The larger question is what those moments become over time. Drafted in the first round (20th overall) in the 2022 NHL Draft, Miroshnichenko is in the final season of his three-year entry level contract. In 45 NHL games, he has five goals and seven assists for 12 points while averaging 10: 45 per night in ice time. The organization’s need, as Carbery outlined, is evaluation—figuring out what kind of player he can be and what his NHL upside is.
Carbery’s assessment was both direct and demanding. “I think Miro is finding his identity at the NHL level, ” he said, pointing to the Utah game as evidence. “He’s a goal scorer. He’s going to have to find ways to create scoring opportunities, ” Carbery added. Then came the second requirement: his ability “to become a reliable, solid (player), understand all the reads, plays, decisions that need to be made consistently shift to shift. ”
That is the job description behind the highlight. In capitals vs golden knights, the test is not only whether Miroshnichenko can get to his shot, but whether the rest of his game holds together against a defensively strong opponent—whether the identity he is “finding” shows up in the small decisions that determine ice time and trust.
And the stakes extend beyond one player. Washington has lived through a stretch where goals were hard to come by. Excluding empty-netters, the team had been held to two or fewer goals in 10 of its previous 11 games before erupting for six goals plus an empty-net marker in the 7-4 win in Utah. Defensemen contributed seven points (one goal, six assists) in that game.
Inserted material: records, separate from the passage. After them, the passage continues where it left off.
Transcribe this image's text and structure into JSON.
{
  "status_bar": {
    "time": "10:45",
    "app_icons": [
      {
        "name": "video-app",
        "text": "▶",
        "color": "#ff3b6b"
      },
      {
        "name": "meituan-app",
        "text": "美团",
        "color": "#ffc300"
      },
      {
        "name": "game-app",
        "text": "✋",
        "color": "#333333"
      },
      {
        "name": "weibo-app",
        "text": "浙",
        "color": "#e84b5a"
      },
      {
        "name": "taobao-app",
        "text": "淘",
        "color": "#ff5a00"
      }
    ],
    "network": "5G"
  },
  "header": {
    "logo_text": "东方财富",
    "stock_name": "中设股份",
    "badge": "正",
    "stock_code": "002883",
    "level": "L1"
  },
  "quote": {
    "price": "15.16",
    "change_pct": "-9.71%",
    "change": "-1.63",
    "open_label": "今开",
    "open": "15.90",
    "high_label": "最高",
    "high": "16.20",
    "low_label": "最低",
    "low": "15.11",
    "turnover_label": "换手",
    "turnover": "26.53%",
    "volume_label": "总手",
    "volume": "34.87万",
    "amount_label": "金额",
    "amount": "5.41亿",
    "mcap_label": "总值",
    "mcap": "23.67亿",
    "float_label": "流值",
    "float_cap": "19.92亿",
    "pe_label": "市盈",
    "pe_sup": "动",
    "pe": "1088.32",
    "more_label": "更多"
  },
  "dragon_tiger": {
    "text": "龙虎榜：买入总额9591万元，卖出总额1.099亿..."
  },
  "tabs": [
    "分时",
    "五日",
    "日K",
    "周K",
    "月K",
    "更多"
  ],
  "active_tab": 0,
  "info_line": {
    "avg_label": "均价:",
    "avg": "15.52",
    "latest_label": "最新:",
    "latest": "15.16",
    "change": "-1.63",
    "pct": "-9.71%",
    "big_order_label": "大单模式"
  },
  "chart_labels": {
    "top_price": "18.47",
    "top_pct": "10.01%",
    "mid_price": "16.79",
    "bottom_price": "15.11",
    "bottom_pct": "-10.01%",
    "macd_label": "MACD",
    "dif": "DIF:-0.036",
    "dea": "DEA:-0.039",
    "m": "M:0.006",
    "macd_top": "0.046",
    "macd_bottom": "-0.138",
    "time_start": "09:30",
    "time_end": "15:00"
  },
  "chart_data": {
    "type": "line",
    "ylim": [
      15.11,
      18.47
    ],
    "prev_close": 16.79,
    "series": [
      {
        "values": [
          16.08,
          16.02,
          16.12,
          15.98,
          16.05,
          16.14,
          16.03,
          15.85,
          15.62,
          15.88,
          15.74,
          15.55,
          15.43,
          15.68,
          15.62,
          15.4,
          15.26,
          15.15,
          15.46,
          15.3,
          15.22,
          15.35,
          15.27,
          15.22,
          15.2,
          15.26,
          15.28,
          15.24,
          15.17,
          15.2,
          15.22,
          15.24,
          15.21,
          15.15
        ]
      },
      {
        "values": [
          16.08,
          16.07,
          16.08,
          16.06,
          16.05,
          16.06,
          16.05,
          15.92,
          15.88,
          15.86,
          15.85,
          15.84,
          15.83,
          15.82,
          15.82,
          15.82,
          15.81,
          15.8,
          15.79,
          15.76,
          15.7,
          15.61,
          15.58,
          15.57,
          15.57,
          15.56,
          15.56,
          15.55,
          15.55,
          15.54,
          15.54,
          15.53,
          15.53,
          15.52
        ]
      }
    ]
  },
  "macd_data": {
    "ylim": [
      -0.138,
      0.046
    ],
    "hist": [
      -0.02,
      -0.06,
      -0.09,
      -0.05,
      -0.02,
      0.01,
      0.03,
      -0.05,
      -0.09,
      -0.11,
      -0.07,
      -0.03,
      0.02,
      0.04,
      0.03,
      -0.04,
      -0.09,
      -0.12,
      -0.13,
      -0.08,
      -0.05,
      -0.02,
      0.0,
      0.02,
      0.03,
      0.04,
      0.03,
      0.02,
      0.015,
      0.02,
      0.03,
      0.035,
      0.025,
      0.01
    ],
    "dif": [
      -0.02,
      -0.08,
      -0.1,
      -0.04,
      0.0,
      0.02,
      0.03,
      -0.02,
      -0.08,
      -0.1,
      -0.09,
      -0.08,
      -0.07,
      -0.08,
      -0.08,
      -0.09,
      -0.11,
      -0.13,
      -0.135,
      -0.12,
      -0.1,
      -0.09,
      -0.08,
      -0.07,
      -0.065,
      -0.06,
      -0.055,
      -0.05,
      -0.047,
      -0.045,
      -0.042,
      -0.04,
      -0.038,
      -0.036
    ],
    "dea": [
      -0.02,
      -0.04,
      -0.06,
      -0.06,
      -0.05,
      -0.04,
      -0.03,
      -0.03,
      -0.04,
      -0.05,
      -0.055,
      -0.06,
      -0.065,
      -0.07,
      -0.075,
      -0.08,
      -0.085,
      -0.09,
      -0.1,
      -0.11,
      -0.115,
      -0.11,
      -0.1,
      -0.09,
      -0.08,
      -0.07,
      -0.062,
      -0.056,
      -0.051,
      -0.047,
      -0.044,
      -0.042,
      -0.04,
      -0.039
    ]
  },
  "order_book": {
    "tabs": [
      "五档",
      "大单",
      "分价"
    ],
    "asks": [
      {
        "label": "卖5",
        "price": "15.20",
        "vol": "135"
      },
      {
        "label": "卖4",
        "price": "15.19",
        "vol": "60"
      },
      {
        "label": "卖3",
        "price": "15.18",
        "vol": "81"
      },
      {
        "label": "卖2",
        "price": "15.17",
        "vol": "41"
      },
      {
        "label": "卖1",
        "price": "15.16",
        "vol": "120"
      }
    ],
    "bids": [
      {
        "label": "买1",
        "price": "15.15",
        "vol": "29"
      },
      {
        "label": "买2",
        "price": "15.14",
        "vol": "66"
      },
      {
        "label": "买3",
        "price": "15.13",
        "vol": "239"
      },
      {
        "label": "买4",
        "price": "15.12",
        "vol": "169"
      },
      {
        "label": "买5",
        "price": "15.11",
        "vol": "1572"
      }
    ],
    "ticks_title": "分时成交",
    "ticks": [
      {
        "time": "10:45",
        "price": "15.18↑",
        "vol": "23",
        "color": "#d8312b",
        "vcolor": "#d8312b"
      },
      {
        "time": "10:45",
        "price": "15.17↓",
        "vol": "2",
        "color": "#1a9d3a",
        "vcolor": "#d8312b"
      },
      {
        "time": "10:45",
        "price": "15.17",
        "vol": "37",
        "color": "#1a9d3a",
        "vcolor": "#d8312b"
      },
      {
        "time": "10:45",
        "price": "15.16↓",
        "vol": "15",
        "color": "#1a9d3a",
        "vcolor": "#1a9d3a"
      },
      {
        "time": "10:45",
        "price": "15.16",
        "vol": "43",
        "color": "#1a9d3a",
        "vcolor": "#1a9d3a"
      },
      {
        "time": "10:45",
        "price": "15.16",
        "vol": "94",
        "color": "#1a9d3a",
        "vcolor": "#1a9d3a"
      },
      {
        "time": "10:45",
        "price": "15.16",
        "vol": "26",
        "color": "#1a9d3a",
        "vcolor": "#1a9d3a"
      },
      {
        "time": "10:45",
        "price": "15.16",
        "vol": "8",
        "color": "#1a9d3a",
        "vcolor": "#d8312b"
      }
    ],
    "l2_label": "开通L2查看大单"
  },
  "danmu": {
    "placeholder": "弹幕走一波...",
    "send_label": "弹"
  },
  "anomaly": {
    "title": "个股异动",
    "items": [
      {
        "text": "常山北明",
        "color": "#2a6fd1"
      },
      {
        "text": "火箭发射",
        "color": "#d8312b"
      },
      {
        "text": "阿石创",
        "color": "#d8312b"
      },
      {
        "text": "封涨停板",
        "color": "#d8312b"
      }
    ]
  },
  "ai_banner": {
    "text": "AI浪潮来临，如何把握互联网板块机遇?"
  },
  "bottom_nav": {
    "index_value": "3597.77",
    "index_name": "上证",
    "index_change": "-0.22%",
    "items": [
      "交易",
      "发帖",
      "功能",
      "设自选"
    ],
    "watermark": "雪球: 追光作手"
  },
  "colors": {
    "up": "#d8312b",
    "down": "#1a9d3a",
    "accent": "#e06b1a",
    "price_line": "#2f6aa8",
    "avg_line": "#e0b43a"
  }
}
The Capitals have now scored exactly seven goals in a game twice this month, while combining to score 16 in their other nine March games.
Carbery cautioned against treating the outburst as a simple switch being flipped. “I’m not trying to say that the games were the same and looked the same, and we created the same amount of opportunities, ” he said. “But there are some bounces to it and some confidence to it, some guys feeling good. ” He also noted how goaltending can shape what happens offensively, pointing to Joel Hofer’s play in St. Louis as part of that reality.
The Utah win came with a warning label, too. “We are going to have to be better defensively, because we gave up a significant amount of chances in that game and get away with one, ” Carbery said. The message is clear: carry forward the attacking habits that mattered in Utah, but tighten the game where it frayed.
By Saturday night in Vegas, the scene is familiar—bags packed for a Sunday morning flight, skates sharpening into routine, and a roster that stays unchanged even as roles subtly shift inside it. The road trip began Monday. It ends with a chance to leave town with a winning record and with one more set of answers about who can help down the stretch. For Washington, the question hanging over the final stop is whether the urgency Duhaime described can become the kind of complete effort Carbery is asking for—starting in capitals vs golden knights.